Fluoride Action Network

Water fluoridation divides Bellingham residents

Source: The Western Front | June 23rd, 2005 | By KATIE ROTHENBERGER

Bellingham voters are signing petitions to have the city add fluoride to its water supply to help protect residents from cavities.

Approximately 3,700 valid voter signatures of Bellingham residents are necessary to place the request to fluoridate the water supply to the city council. The council can then choose to implement an ordinance to fluoridate Bellingham residents’ water supply.

“It is scientifically proven … to be an economically effective way to prevent tooth decay,” said David Hemion, assistant executive director of the Washington State Dental Association.

Hemion is the campaign manager and treasurer for a group, called Bellingham Families for Fluoride, which started this year, and has brought fluoridation to the attention of the city council by collecting signatures since early May to put the issue on November’s ballot.

If voters approve the measure in November’s election, the group will begin the necessary steps to fluoridate the city’s water.

Approximately half of Washington’s water supply and two-thirds of the national supply is fluoridated, Hemion said.

Bellingham’s fluoridation equipment is funded by a $600,000 grant from the Washington Dental Service Foundation, an organization that promotes oral health to the public.

According to the Whatcom County Public Health union, 38 percent of Whatcom County adults 18 years old or older have lost a permanent tooth as a result of tooth decay or disease, and nearly 40 percent of adults ages 55 to 64 show evidence of root decay, according to the American Dental Association, Hemion said.

Dr. Mike Steinberg, a naturopathic physician and member of Citizens Against Forced Fluoride in Bellingham, said he sees many problems with fluoridation of Bellingham’s water.

“The type of fluoride they are putting in our water is a phosphorous toxic byproduct of aluminum and fertilizer manufacturing that the industry is trying to get rid of,” Steinberg said. “Fluoride helps more if it is used topically, and when it is in the water it is harder to control the dosage.”

Some demographics may be unusually susceptible to the toxic effects of fluoride and its compounds, Steinberg said. This includes people older than 65, people with deficiencies of calcium, magnesium or vitamin C, and people with cardiovascular or kidney problems, according to the U.S. Department of Health, he said.

“There are a number of questions about how safe fluoride is on bones,” Steinberg said. “High enough dosages can cause weakening of bones.”

Bellingham dentist Robert Knudson said he has no apprehension about adding fluoride to city water.

“I have concerns if it is not added,” Knudson said. “It is proven that fluoride causing cancer is bunk, and has been proven not true many times.”
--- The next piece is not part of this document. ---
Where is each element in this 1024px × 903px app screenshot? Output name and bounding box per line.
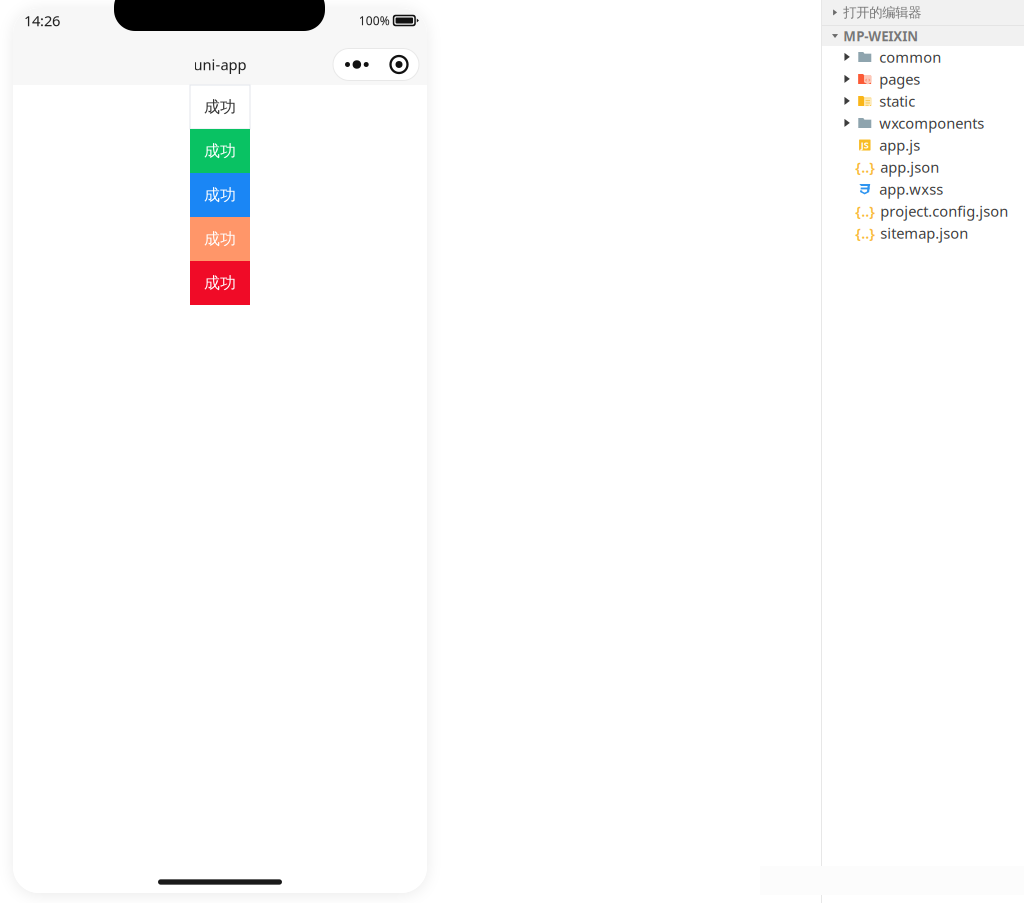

Hemion said the U.S. Public Health Service has found no evidence of a connection between fluoride use and cancer in humans. The same is true of the National Cancer Institute, which determined no increased cancer risk associated with fluoridated drinking water exists, he said.

Knudson said children in particular do not get enough fluoride in their diets. Without fluoride, the enamel on teeth that only forms when teeth come in will not form properly, he said.

Knudson said Grand Rapids, Mich., was one of the first towns in the nation to fluoridate its water, and, after a couple of years, the city took the fluoride out and the number of cavities in the town’s residents increased.

“For a dentist, this is a no-brainer,” Knudson said.

Hemion said water fluoridation can reduce the number of cavities children get in their baby teeth by as much as 60 percent. Fluoridation can also reduce tooth decay in permanent adult teeth by nearly 35 percent, according to the American Dental Association, he said.

“People that feel like they don’t have a choice and think it’s a bad thing can drink bottled water,” Smith said. “But we do have a choice in the level of fluoride put in the water. We don’t have a choice in other chemicals put in our water; there is no total freedom.”

Steinberg said some people who oppose fluoridation might try boiling their drinking water to evaporate fluoride, but that does not work because fluoride ions will remain in the water. People will have to purchase high-powered water-filtration systems to filter fluoride out of their drinking water.

Steinberg said people can get involved to prevent the city from fluoridating its water by talking to the city council and letting them know they believe fluoridation is not the healthiest option.

The money Bellingham would use for fluoridation could go toward hygienists educating families in the community about positive fluoride use in items such as tea, he said.

“If the city wants to medicate me, I want to have a choice,” Steinberg said.